By moving to a nine-game conference schedule the Big 10 would join the PAC-12 and the Big 12, leaving the ACC and SEC as the only major conferences with an eight-game schedule. (Sorry Big East, you don’t count as a major conference since nobody is sure that you actually even exist anymore.)

The ACC had previously explored the idea of a nine-game conference schedule before, only to scrap the idea when Pitt and Syracuse agreed to join the league. The endgame from the Big 10’s perspective is clear; they want the SEC to be the last conference left with an eight-game conference schedule, reasoning that the SEC will eventually be shamed into following suit. The SEC schedule is such a buzzsaw that adding an additional conference game greatly increases the chances of no team making it out of league play undefeated.

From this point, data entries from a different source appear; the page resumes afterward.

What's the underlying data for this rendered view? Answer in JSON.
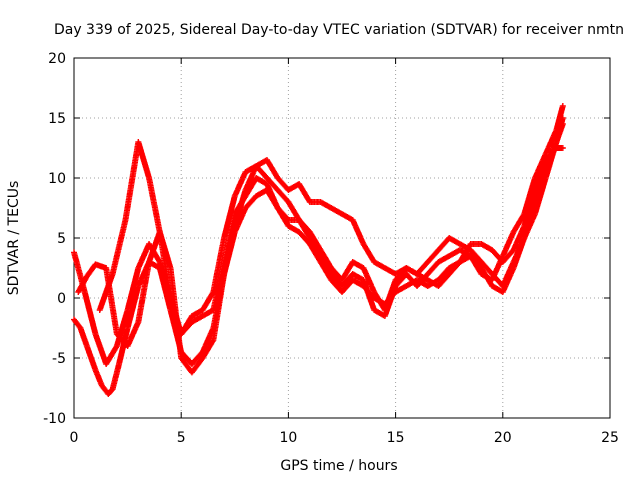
{
  "chart_data": {
    "type": "scatter",
    "title": "Day 339 of 2025, Sidereal Day-to-day VTEC variation (SDTVAR) for receiver nmtn",
    "xlabel": "GPS time / hours",
    "ylabel": "SDTVAR / TECUs",
    "xlim": [
      0,
      25
    ],
    "ylim": [
      -10,
      20
    ],
    "xticks": [
      0,
      5,
      10,
      15,
      20,
      25
    ],
    "yticks": [
      -10,
      -5,
      0,
      5,
      10,
      15,
      20
    ],
    "grid": true,
    "marker": "plus",
    "color": "#ff0000",
    "series": [
      {
        "x": [
          0,
          0.3,
          0.6,
          1,
          1.3,
          1.6,
          1.8,
          2.1,
          2.5,
          3,
          3.5,
          4,
          4.5,
          5,
          5.5,
          6,
          6.5,
          7,
          7.5,
          8,
          8.5,
          9,
          9.5,
          10,
          10.5,
          11,
          11.5,
          12,
          12.5,
          13,
          13.5,
          14,
          14.5,
          15,
          15.5,
          16,
          16.5,
          17,
          17.5,
          18,
          18.5,
          19,
          19.5,
          20,
          20.5,
          21,
          21.5,
          22,
          22.5,
          22.8
        ],
        "y": [
          -1.8,
          -2.5,
          -4,
          -6,
          -7.3,
          -8,
          -7.6,
          -5.5,
          -2.5,
          1,
          3,
          2.5,
          -1,
          -4.5,
          -5.5,
          -4.5,
          -2.5,
          2,
          5.5,
          7.5,
          8.5,
          9,
          7.5,
          6,
          5.5,
          4.5,
          3,
          1.5,
          0.5,
          1.5,
          1,
          0,
          -0.5,
          0.5,
          1,
          1.5,
          1,
          1.5,
          2.5,
          3,
          3.5,
          2.5,
          1,
          0.5,
          2.5,
          5,
          7,
          10,
          13,
          15
        ]
      },
      {
        "x": [
          0,
          0.5,
          1,
          1.5,
          2,
          2.5,
          3,
          3.5,
          4,
          4.5,
          5,
          5.5,
          6,
          6.5,
          7,
          7.5,
          8,
          8.5,
          9,
          9.5,
          10,
          10.5,
          11,
          11.5,
          12,
          12.5,
          13,
          13.5,
          14,
          14.5,
          15,
          15.5,
          16,
          16.5,
          17,
          17.5,
          18,
          18.5,
          19,
          19.5,
          20,
          20.5,
          21,
          21.5,
          22,
          22.5,
          22.8
        ],
        "y": [
          3.8,
          0.5,
          -3,
          -5.5,
          -4,
          -1,
          2.5,
          4.5,
          3,
          0,
          -3,
          -2,
          -1.5,
          -1,
          3,
          7,
          8.5,
          10,
          9.5,
          7.5,
          6.5,
          6.5,
          5,
          3.5,
          2,
          1,
          2,
          1.5,
          -1,
          -1.5,
          1,
          2,
          1,
          2,
          3,
          3.5,
          4,
          3.5,
          2,
          1.5,
          3.5,
          5.5,
          7,
          10,
          12,
          14,
          16
        ]
      },
      {
        "x": [
          0.2,
          0.6,
          1,
          1.5,
          2,
          2.5,
          3,
          3.5,
          4,
          4.5,
          5,
          5.5,
          6,
          6.5,
          7,
          7.5,
          8,
          8.5,
          9,
          9.5,
          10,
          10.5,
          11,
          11.5,
          12,
          12.5,
          13,
          13.5,
          14,
          14.5,
          15,
          15.5,
          16,
          16.5,
          17,
          17.5,
          18,
          18.5,
          19,
          19.5,
          20,
          20.5,
          21,
          21.5,
          22,
          22.5,
          22.8
        ],
        "y": [
          0.5,
          1.8,
          2.8,
          2.5,
          -3,
          -4,
          -2,
          3,
          5.5,
          2.5,
          -5,
          -6.2,
          -5,
          -3.5,
          2,
          6,
          9,
          11,
          10,
          9,
          8,
          6.5,
          5.5,
          4,
          2.5,
          1.5,
          3,
          2.5,
          0.5,
          -1,
          1.5,
          2.5,
          2,
          3,
          4,
          5,
          4.5,
          4,
          3,
          2,
          1,
          3,
          5,
          8,
          11,
          13,
          14.5
        ]
      },
      {
        "x": [
          1.2,
          1.8,
          2.4,
          3,
          3.5,
          4,
          4.5,
          5,
          5.5,
          6,
          6.5,
          7,
          7.5,
          8,
          8.5,
          9,
          9.5,
          10,
          10.5,
          11,
          11.5,
          12,
          12.5,
          13,
          13.5,
          14,
          14.5,
          15,
          15.5,
          16,
          16.5,
          17,
          17.5,
          18,
          18.5,
          19,
          19.5,
          20,
          20.5,
          21,
          21.5,
          22,
          22.5,
          22.8
        ],
        "y": [
          -1,
          2,
          6.5,
          13,
          10,
          5.5,
          0,
          -3,
          -1.5,
          -1,
          0.5,
          5,
          8.5,
          10.5,
          11,
          11.5,
          10,
          9,
          9.5,
          8,
          8,
          7.5,
          7,
          6.5,
          4.5,
          3,
          2.5,
          2,
          2.5,
          2,
          1.5,
          1,
          2,
          3,
          4.5,
          4.5,
          4,
          3,
          4,
          6,
          9,
          11.5,
          12.5,
          12.5
        ]
      }
    ]
  }
}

It is true that FBS/FCS games are unpalatable, but from the SEC’s perspective they make a lot of sense, since they typically happen in the penultimate week of the season, before the season-ending rivalry games. More often than not, SEC teams have not only the rivalry game and conference championship game to prepare for, but the national championship game as well.  The Big 10 on the other hand, uses games against FCS teams for its members to become bowl eligible.

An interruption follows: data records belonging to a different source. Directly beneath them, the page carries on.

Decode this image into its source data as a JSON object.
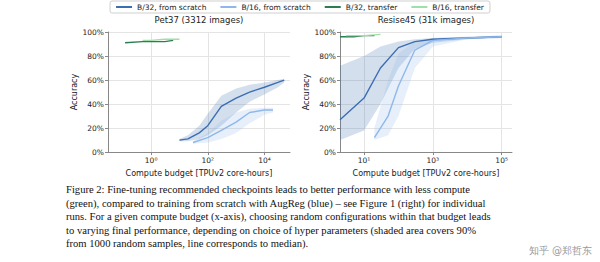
{
  "chart_data": [
    {
      "type": "line",
      "title": "Pet37 (3312 images)",
      "x_label": "Compute budget [TPUv2 core-hours]",
      "y_label": "Accuracy",
      "log": "x",
      "grid": true,
      "legend": "top",
      "xlim": [
        0.03,
        80000
      ],
      "xticks": [
        {
          "value": 1,
          "label": "10⁰"
        },
        {
          "value": 100,
          "label": "10²"
        },
        {
          "value": 10000,
          "label": "10⁴"
        }
      ],
      "ylim": [
        0,
        100
      ],
      "yticks": [
        {
          "value": 0,
          "label": "0%"
        },
        {
          "value": 20,
          "label": "20%"
        },
        {
          "value": 40,
          "label": "40%"
        },
        {
          "value": 60,
          "label": "60%"
        },
        {
          "value": 80,
          "label": "80%"
        },
        {
          "value": 100,
          "label": "100%"
        }
      ],
      "series": [
        {
          "name": "B/32, from scratch",
          "color": "#3b6db3",
          "x": [
            10,
            20,
            50,
            100,
            300,
            1000,
            3000,
            10000,
            30000,
            50000
          ],
          "values": [
            10,
            11,
            16,
            22,
            38,
            45,
            50,
            54,
            58,
            60
          ],
          "band_lower": [
            9,
            9,
            11,
            14,
            22,
            33,
            42,
            48,
            54,
            58
          ],
          "band_upper": [
            11,
            14,
            22,
            32,
            47,
            53,
            56,
            58,
            60,
            61
          ]
        },
        {
          "name": "B/16, from scratch",
          "color": "#8fb8ea",
          "x": [
            30,
            100,
            300,
            1000,
            3000,
            10000,
            20000
          ],
          "values": [
            8,
            12,
            18,
            25,
            33,
            35,
            35
          ],
          "band_lower": [
            7,
            8,
            11,
            16,
            24,
            31,
            33
          ],
          "band_upper": [
            9,
            16,
            26,
            33,
            36,
            37,
            37
          ]
        },
        {
          "name": "B/32, transfer",
          "color": "#2e7d4f",
          "x": [
            0.12,
            0.5,
            1,
            3,
            6
          ],
          "values": [
            91,
            92,
            92,
            92,
            93
          ]
        },
        {
          "name": "B/16, transfer",
          "color": "#9fe0a8",
          "x": [
            0.5,
            1,
            3,
            10
          ],
          "values": [
            93,
            93,
            94,
            94
          ]
        }
      ]
    },
    {
      "type": "line",
      "title": "Resise45 (31k images)",
      "x_label": "Compute budget [TPUv2 core-hours]",
      "y_label": "Accuracy",
      "log": "x",
      "grid": true,
      "legend": "top",
      "xlim": [
        2,
        200000
      ],
      "xticks": [
        {
          "value": 10,
          "label": "10¹"
        },
        {
          "value": 1000,
          "label": "10³"
        },
        {
          "value": 100000,
          "label": "10⁵"
        }
      ],
      "ylim": [
        0,
        100
      ],
      "yticks": [
        {
          "value": 0,
          "label": "0%"
        },
        {
          "value": 20,
          "label": "20%"
        },
        {
          "value": 40,
          "label": "40%"
        },
        {
          "value": 60,
          "label": "60%"
        },
        {
          "value": 80,
          "label": "80%"
        },
        {
          "value": 100,
          "label": "100%"
        }
      ],
      "series": [
        {
          "name": "B/32, from scratch",
          "color": "#3b6db3",
          "x": [
            2,
            10,
            30,
            100,
            300,
            1000,
            10000,
            100000
          ],
          "values": [
            27,
            45,
            70,
            87,
            92,
            94,
            95,
            96
          ],
          "band_lower": [
            10,
            18,
            40,
            70,
            86,
            91,
            94,
            95
          ],
          "band_upper": [
            72,
            80,
            88,
            92,
            94,
            95,
            96,
            97
          ]
        },
        {
          "name": "B/16, from scratch",
          "color": "#8fb8ea",
          "x": [
            20,
            50,
            100,
            300,
            1000,
            10000,
            100000
          ],
          "values": [
            12,
            30,
            55,
            85,
            93,
            95,
            96
          ],
          "band_lower": [
            10,
            14,
            30,
            70,
            88,
            94,
            95
          ],
          "band_upper": [
            20,
            60,
            82,
            92,
            95,
            96,
            97
          ]
        },
        {
          "name": "B/32, transfer",
          "color": "#2e7d4f",
          "x": [
            2,
            5,
            10,
            20
          ],
          "values": [
            96,
            96,
            97,
            97
          ]
        },
        {
          "name": "B/16, transfer",
          "color": "#9fe0a8",
          "x": [
            3,
            10,
            30
          ],
          "values": [
            97,
            97,
            98
          ]
        }
      ]
    }
  ],
  "caption": [
    "Figure 2: Fine-tuning recommended checkpoints leads to better performance with less compute",
    "(green), compared to training from scratch with AugReg (blue) – see Figure 1 (right) for individual",
    "runs. For a given compute budget (x-axis), choosing random configurations within that budget leads",
    "to varying final performance, depending on choice of hyper parameters (shaded area covers 90%",
    "from 1000 random samples, line corresponds to median)."
  ],
  "watermark": "知乎 @郑哲东"
}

By Big 10 logic, the way to break the SEC’s stranglehold on the national championship is to have SEC teams play more games against other SEC teams. If the SEC is forced to beat up on itself then undefeated and/or one loss teams from weaker conferences can crowd out the Southern powers when the four team playoff begins. Since the Big 10 has proven itself utterly incapable of competing with the SEC on the field of play, a procedural end-around seems to be their best shot at closing the gap.

Nobody likes cupcake games, but for SEC teams with bigger fish to fry, they make sound business sense. Perhaps I am off base here, and I suppose it is possible that the Big 10 simply does not want to see its members lose games to the likes of Appalachian State any longer. But in the long run, improving their product would make more sense for the Big 10 than feel-good schedule moves.